Le flou artistique.

L’emploi de cette expression est habituellement péjoratif. La représentation du flou artistique peut en effet signer tout à la fois un désordre, un manque de compétences, de rigueur, d’organisation ; une inaptitude à travailler de concert, de manière coordonnée avec les autres, en équipe et selon la norme établie. Mais est-ce bien le cas ?

Rapportée au domaine de la médiation professionnelle, la sortie d’un conflit passe par l’explicite, la levée d’une certaine ignorance ou incompréhension de la manière dont l’autre fonctionne, pense, s’exprime et agit. L’enjeu consiste alors pour le médiateur professionnel à faire en sorte que les personnes en conflits parviennent à se comprendre, pour ensuite clarifier leur situation ; parvenant à dépasser la complexité de leur nœud de discorde et ainsi parvenir à résoudre leurs démêlés, passant alors de l’opalescence à la clarté, du flou à la netteté de leur relation pour enfin les faire accéder à une solution évidente et partagée.

Je crois cependant que cette démarche rationnelle, pédagogique et d’accompagnement du médiateur professionnel repose sur un second mur porteur, au-delà de la nécessité d’expliquer, de décrire, de préciser, de clarifier et de rendre les choses univoques. Il doit ainsi susciter le questionnement, la réflexion, le lâcher prise, donc faire en sorte de suggérer en plus que de de permettre l’émergence d’éléments de réponses factuels par les personnes elles-mêmes.

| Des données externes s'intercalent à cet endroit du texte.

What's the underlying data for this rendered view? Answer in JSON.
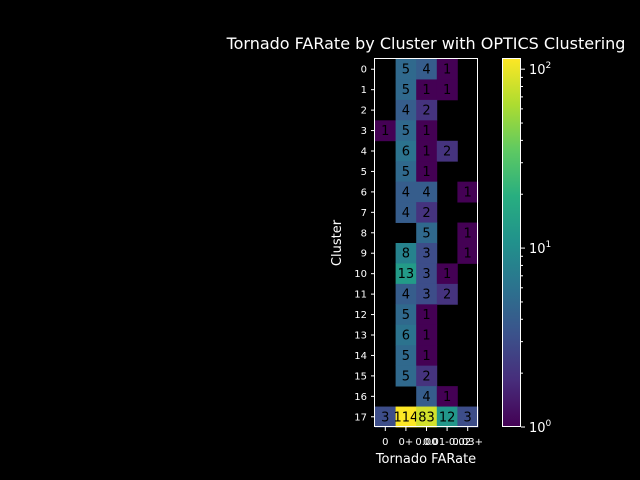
{
  "chart_data": {
    "type": "heatmap",
    "title": "Tornado FARate by Cluster with OPTICS Clustering",
    "xlabel": "Tornado FARate",
    "ylabel": "Cluster",
    "x_categories": [
      "0",
      "0+",
      "0.00",
      "0.02",
      "0.03+"
    ],
    "x_tick_labels": [
      "0",
      "0+",
      "0.00",
      "0.01-0.02",
      "0.03+"
    ],
    "y_categories": [
      "0",
      "1",
      "2",
      "3",
      "4",
      "5",
      "6",
      "7",
      "8",
      "9",
      "10",
      "11",
      "12",
      "13",
      "14",
      "15",
      "16",
      "17"
    ],
    "cells": [
      [
        null,
        5,
        4,
        1,
        null
      ],
      [
        null,
        5,
        1,
        1,
        null
      ],
      [
        null,
        4,
        2,
        null,
        null
      ],
      [
        1,
        5,
        1,
        null,
        null
      ],
      [
        null,
        6,
        1,
        2,
        null
      ],
      [
        null,
        5,
        1,
        null,
        null
      ],
      [
        null,
        4,
        4,
        null,
        1
      ],
      [
        null,
        4,
        2,
        null,
        null
      ],
      [
        null,
        null,
        5,
        null,
        1
      ],
      [
        null,
        8,
        3,
        null,
        1
      ],
      [
        null,
        13,
        3,
        1,
        null
      ],
      [
        null,
        4,
        3,
        2,
        null
      ],
      [
        null,
        5,
        1,
        null,
        null
      ],
      [
        null,
        6,
        1,
        null,
        null
      ],
      [
        null,
        5,
        1,
        null,
        null
      ],
      [
        null,
        5,
        2,
        null,
        null
      ],
      [
        null,
        null,
        4,
        1,
        null
      ],
      [
        3,
        114,
        83,
        12,
        3
      ]
    ],
    "colormap": "viridis",
    "color_scale": "log",
    "color_range": [
      1,
      114
    ],
    "colorbar_ticks": [
      1,
      10,
      100
    ],
    "colorbar_tick_labels": [
      "10^0",
      "10^1",
      "10^2"
    ]
  }
}
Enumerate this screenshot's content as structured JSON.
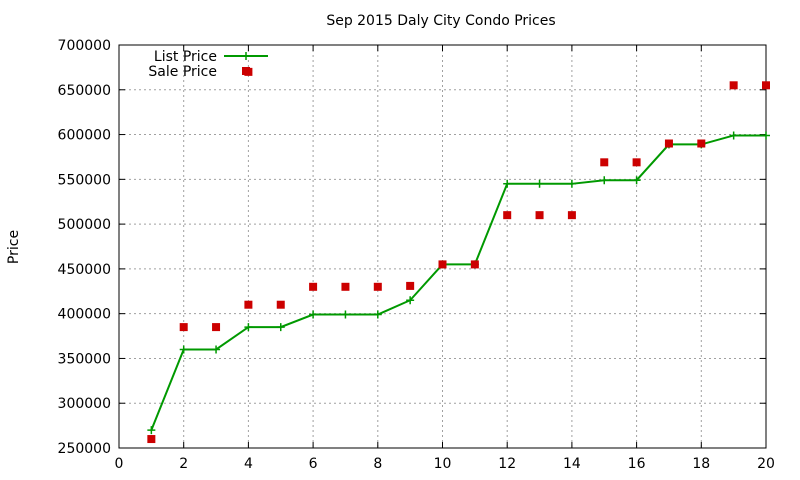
{
  "chart_data": {
    "type": "line",
    "title": "Sep 2015 Daly City Condo Prices",
    "xlabel": "",
    "ylabel": "Price",
    "xlim": [
      0,
      20
    ],
    "ylim": [
      250000,
      700000
    ],
    "x_ticks": [
      "0",
      "2",
      "4",
      "6",
      "8",
      "10",
      "12",
      "14",
      "16",
      "18",
      "20"
    ],
    "y_ticks": [
      "250000",
      "300000",
      "350000",
      "400000",
      "450000",
      "500000",
      "550000",
      "600000",
      "650000",
      "700000"
    ],
    "grid": true,
    "legend_position": "top-left",
    "series": [
      {
        "name": "List Price",
        "style": "line-points",
        "marker": "plus",
        "color": "#009900",
        "x": [
          1,
          2,
          3,
          4,
          5,
          6,
          7,
          8,
          9,
          10,
          11,
          12,
          13,
          14,
          15,
          16,
          17,
          18,
          19,
          20
        ],
        "values": [
          270000,
          360000,
          360000,
          385000,
          385000,
          399000,
          399000,
          399000,
          415000,
          455000,
          455000,
          545000,
          545000,
          545000,
          549000,
          549000,
          589000,
          589000,
          599000,
          599000
        ]
      },
      {
        "name": "Sale Price",
        "style": "points",
        "marker": "square",
        "color": "#cc0000",
        "x": [
          1,
          2,
          3,
          4,
          4,
          5,
          6,
          7,
          8,
          9,
          10,
          11,
          12,
          13,
          14,
          15,
          16,
          17,
          18,
          19,
          20
        ],
        "values": [
          260000,
          385000,
          385000,
          410000,
          670000,
          410000,
          430000,
          430000,
          430000,
          431000,
          455000,
          455000,
          510000,
          510000,
          510000,
          569000,
          569000,
          590000,
          590000,
          655000,
          655000
        ]
      }
    ]
  }
}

Le flou d’une situation, comme celle d’une photo, ouvre la porte à l’imaginaire, à la réflexion, donc à un panel de possibilités dont émergera leur solution au conflit qui les oppose. Je crois, paradoxalement et fortement, que le flou révèle parfois plus de vérités que celle pouvant résulter d’une netteté parfaite, du moins celle que l’on veut bien voir. Le flou a le pouvoir d’être ainsi plus percutant en termes de massage émis, car suscitant un profond questionnement dont émergera en premier lieu l’appropriation de la juste teneur d’une situation. Le flou permettra alors, non pas de savoir, mais de douter pour in fine parvenir à vraiment comprendre, se comprendre, donc accéder à un accord solide.

Paul Eluard a ainsi tout résumé en quatre vers : « Prendre forme dans l’informe / Prendre empreinte dans le flou / Prendre sens dans l’insensé / Dans ce monde sans espoir … ».